Accordingly, we affirm the circuit court's order affirming the district court's order of dismissal.
I. Facts2 and Procedural History
At the preliminary examination, the prosecution presented only one witness,3 a police
officer, Captain Michael Compeau, who testified as follows. Approximately two weeks before
he and another police officer initiated the knock and talk encounter with defendant, Compeau
received a tip that defendant was storing marijuana at his residence. On several occasions during
the intervening weeks, he conducted surveillance of defendant, but never observed anything that
supported the tip. On the date of the incident, April 16, 2001, Compeau, along with four other
police officers, went to defendant's residence at approximately 7:00 p.m. to conduct the knock
and talk procedure.
At defendant's residence, Compeau and one other officer approached the front door and
defendant admitted them into his residence. Just inside the front door, a three to four minute
encounter took place between defendant and the officers, with Compeau apparently doing all of
the talking for the two officers. Compeau informed defendant, who was initially upset by the
presence of the officers, but soon calmed down and became "gentleman[ly]," that they were
police officers and that they had received a tip that marijuana was stored at his residence.
Although defendant did not deny having marijuana, he "said no" to Compeau's request for
permission to search the home. When questioned regarding whether defendant asked them to
leave, Compeau responded, "He certainly did, yes." Compeau further related that "[defendant]
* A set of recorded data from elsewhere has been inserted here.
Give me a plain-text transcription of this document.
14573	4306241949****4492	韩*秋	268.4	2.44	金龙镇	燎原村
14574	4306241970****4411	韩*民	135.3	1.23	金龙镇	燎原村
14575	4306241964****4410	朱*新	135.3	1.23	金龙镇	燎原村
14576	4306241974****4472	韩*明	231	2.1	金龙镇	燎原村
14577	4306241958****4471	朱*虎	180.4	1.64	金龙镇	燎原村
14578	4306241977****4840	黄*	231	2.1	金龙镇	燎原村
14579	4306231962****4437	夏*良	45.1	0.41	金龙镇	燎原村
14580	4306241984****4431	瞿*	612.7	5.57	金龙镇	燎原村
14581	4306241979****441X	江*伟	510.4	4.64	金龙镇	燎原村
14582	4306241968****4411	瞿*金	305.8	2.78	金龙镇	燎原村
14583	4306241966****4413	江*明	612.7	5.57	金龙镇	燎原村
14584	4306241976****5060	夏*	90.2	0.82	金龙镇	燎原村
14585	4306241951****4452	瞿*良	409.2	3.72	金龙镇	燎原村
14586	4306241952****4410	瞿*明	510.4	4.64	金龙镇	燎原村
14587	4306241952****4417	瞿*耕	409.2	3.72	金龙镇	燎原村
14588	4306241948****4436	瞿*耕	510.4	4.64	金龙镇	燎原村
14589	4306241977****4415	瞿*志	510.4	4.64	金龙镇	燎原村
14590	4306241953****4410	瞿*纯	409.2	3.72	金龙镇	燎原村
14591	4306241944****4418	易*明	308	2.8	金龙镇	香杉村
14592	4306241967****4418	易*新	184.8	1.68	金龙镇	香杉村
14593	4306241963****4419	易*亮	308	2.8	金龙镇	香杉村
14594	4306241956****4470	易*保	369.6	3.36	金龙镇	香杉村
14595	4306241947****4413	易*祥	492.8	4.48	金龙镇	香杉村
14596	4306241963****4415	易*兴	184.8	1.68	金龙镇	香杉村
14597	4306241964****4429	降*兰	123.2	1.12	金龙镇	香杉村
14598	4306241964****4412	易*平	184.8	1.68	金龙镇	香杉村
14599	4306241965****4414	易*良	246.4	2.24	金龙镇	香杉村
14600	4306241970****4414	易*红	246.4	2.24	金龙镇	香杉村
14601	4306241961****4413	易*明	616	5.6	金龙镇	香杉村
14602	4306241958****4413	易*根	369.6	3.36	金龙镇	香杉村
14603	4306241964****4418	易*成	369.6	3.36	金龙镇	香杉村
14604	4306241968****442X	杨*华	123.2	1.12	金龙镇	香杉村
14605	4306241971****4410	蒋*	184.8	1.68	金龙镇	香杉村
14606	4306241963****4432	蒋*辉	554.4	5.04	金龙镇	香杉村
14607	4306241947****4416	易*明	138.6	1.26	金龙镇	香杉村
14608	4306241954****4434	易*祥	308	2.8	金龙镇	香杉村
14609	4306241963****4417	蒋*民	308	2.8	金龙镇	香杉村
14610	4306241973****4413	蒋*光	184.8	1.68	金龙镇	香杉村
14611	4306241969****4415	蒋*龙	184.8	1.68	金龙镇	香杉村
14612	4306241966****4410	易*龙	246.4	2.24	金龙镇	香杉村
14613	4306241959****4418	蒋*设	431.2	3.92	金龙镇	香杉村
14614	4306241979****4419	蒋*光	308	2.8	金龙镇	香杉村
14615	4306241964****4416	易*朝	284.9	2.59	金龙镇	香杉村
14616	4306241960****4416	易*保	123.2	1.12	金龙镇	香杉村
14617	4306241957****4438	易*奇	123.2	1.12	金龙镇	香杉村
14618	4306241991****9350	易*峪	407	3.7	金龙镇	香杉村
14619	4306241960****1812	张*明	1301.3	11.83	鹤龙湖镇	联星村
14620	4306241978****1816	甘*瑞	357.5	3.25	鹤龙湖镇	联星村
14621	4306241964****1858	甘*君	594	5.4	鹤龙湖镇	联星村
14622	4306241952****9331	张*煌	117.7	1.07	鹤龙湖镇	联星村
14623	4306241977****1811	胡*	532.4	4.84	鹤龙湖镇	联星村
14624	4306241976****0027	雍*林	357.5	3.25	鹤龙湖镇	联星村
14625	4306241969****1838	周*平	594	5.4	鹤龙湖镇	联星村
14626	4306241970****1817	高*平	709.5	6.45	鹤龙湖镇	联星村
put his hands up, and I said don't—don't touch me, [sic] and that's the time we started talking
about the money."
Compeau initiated the conversation concerning money after defendant denied the officers
consent to search and instructed them to leave both orally and by gesture directed at Compeau's
person. The topic of money arose when Compeau asked defendant about the large bulge in
defendant's rear pocket. While Compeau could not articulate when he first observed the bulge,
he stated that he may have noticed it when he was conducting a pat-down search of defendant's
person around the waist area for weapons "to protect myself" and because "[i]t's good police
procedure and safety." However, Compeau also stated that nothing from the tip, his surveillance,
or defendant's conduct at his residence gave Compeau reason to suspect that defendant would be
armed with a weapon.
When Compeau asked defendant what was causing the large bulge in his rear pocket,
defendant responded that he had sold a car that day for $6,500 and he offered to take Compeau to
his car lot to verify the sale. Defendant rode to the car lot with Compeau and, once there,
2
Because no trial has occurred in this matter, our recitation of facts is taken from the preliminary
examination transcript.
3
The prosecution also read into the record pertinent portions of the laboratory report on the
evidence obtained from defendant.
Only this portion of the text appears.